All right, I confess it, I had trouble with this.

Perhaps all of these nineteen-sixties rock stars had not yet died at age twenty-seven. Maybe one or two of them had, but possibly their deaths had not been featured in the
Argus
or the
Leader,
concerned as those organs were with local events.

But I was damn sure that Robert Johnson
had
died in nineteen thirty-eight.

But there was Robert Johnson, naked as the day that he was born, approaching our table.

‘Lower yourself into a chair,’ said Mr Rune.

And Robert Johnson did so.

‘This is my companion, Rizla,’ said Mr Rune. ‘He is anxious to meet you.’

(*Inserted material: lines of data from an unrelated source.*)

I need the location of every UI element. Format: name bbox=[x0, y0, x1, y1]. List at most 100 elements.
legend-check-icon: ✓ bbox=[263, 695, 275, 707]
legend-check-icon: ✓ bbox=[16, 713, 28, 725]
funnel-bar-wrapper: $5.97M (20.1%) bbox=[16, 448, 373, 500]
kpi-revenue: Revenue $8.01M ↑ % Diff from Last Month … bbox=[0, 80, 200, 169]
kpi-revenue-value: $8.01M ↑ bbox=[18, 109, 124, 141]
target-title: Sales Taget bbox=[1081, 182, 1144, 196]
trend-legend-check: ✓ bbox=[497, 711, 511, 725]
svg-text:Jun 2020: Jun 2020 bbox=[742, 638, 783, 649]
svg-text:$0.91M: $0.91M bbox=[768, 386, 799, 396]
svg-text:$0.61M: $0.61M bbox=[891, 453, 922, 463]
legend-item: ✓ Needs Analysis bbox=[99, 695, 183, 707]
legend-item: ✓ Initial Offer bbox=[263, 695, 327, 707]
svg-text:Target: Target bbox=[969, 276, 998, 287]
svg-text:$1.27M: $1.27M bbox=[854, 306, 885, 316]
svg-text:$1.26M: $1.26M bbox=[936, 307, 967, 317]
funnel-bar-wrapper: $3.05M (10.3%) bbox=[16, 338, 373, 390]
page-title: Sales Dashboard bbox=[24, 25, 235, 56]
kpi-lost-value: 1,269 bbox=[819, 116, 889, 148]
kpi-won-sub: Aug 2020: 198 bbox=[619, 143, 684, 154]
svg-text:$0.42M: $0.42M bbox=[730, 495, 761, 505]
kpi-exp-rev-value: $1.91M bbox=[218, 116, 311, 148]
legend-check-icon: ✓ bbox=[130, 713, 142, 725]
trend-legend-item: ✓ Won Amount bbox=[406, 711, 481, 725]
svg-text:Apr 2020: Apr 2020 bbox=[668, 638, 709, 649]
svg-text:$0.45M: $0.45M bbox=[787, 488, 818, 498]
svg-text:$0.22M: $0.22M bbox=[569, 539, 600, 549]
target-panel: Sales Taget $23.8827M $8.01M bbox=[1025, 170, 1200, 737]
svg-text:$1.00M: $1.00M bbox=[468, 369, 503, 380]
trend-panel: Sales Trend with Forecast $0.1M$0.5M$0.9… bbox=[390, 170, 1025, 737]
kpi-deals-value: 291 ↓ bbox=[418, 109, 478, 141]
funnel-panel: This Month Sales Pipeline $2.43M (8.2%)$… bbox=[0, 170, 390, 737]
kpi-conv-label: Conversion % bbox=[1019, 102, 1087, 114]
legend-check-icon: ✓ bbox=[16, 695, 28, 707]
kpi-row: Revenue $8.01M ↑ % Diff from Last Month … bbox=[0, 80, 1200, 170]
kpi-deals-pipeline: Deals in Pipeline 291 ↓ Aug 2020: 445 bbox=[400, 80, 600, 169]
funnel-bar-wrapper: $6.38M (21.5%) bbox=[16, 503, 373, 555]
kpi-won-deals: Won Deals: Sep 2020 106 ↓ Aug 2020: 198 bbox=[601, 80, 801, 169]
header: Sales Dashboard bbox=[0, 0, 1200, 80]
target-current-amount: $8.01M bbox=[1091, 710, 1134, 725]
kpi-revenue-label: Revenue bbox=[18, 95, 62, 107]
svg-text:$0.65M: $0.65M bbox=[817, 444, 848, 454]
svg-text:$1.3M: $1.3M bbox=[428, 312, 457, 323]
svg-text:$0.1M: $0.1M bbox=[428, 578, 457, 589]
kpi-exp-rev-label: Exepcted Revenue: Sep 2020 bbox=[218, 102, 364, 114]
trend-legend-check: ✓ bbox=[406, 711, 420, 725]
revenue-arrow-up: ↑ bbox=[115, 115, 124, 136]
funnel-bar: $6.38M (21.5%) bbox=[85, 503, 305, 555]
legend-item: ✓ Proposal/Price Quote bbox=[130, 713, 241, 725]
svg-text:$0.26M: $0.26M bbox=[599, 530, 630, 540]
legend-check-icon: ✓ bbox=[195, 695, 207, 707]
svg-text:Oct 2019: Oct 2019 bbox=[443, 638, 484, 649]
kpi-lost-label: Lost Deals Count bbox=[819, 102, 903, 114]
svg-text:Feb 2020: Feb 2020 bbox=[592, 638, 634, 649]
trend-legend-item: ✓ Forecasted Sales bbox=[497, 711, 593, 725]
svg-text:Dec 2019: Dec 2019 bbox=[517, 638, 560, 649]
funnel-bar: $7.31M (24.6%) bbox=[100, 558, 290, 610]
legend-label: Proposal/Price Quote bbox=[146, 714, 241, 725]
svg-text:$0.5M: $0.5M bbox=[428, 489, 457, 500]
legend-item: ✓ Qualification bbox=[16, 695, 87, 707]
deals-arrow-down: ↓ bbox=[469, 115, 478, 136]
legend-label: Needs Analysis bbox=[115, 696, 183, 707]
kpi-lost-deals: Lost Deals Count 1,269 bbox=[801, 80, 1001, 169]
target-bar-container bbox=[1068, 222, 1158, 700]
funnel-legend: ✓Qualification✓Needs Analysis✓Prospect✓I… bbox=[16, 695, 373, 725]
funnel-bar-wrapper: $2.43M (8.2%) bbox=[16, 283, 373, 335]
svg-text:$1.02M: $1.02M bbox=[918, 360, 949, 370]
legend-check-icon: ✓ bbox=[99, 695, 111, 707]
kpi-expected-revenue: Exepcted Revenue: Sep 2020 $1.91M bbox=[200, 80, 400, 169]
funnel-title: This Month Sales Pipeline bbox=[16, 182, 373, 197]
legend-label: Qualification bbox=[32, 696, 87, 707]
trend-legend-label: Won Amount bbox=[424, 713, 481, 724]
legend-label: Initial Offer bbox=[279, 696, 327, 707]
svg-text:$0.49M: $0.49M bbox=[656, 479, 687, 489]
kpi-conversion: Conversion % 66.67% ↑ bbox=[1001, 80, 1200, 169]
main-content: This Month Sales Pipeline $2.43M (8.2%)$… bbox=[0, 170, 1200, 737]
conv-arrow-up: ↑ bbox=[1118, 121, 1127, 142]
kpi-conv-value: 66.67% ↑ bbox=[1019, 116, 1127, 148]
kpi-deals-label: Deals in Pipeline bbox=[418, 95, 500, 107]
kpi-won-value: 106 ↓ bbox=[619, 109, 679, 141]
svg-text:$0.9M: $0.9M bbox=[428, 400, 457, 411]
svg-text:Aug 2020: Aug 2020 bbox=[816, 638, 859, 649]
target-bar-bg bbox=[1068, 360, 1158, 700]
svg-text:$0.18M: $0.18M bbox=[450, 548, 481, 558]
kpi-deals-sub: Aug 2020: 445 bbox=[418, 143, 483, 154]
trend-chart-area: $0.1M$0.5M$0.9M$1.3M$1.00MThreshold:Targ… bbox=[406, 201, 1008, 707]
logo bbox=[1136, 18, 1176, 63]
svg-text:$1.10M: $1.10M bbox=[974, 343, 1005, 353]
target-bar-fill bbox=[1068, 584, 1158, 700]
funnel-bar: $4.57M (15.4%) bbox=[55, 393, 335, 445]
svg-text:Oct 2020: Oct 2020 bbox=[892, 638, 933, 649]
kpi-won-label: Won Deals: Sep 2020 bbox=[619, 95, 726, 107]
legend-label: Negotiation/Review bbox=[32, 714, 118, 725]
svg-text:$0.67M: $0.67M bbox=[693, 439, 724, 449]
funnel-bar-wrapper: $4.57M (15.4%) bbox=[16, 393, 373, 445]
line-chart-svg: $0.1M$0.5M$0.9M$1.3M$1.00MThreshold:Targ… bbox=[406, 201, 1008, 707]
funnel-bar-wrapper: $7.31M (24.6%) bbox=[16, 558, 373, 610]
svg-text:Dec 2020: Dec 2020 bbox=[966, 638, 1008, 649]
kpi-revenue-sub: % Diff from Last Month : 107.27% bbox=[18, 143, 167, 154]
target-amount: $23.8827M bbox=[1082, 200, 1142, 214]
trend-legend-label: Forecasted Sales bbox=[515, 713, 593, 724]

Robert Johnson smiled upon me and I smiled back at him.

And through my smile I also stared in awe.

Could this really be
the
Robert Johnson?

The man who started it all – rock music, soul music, all that now we had and loved?

The man who had supposedly gone down to the crossroads at midnight with a black-cat bone and sold his soul to the Devil, who then tuned his guitar?

The man who always after this played with his back to the audience, for fear that they might see a magical something?

That magical something that Keith Richards discerned when he first heard Johnson’s recordings?

That you would need an extra finger upon your left hand to play the way he did?

Robert Johnson put out his hand for me to shake it.

It was his left hand.

As it extended in my direction, I took to counting the fingers.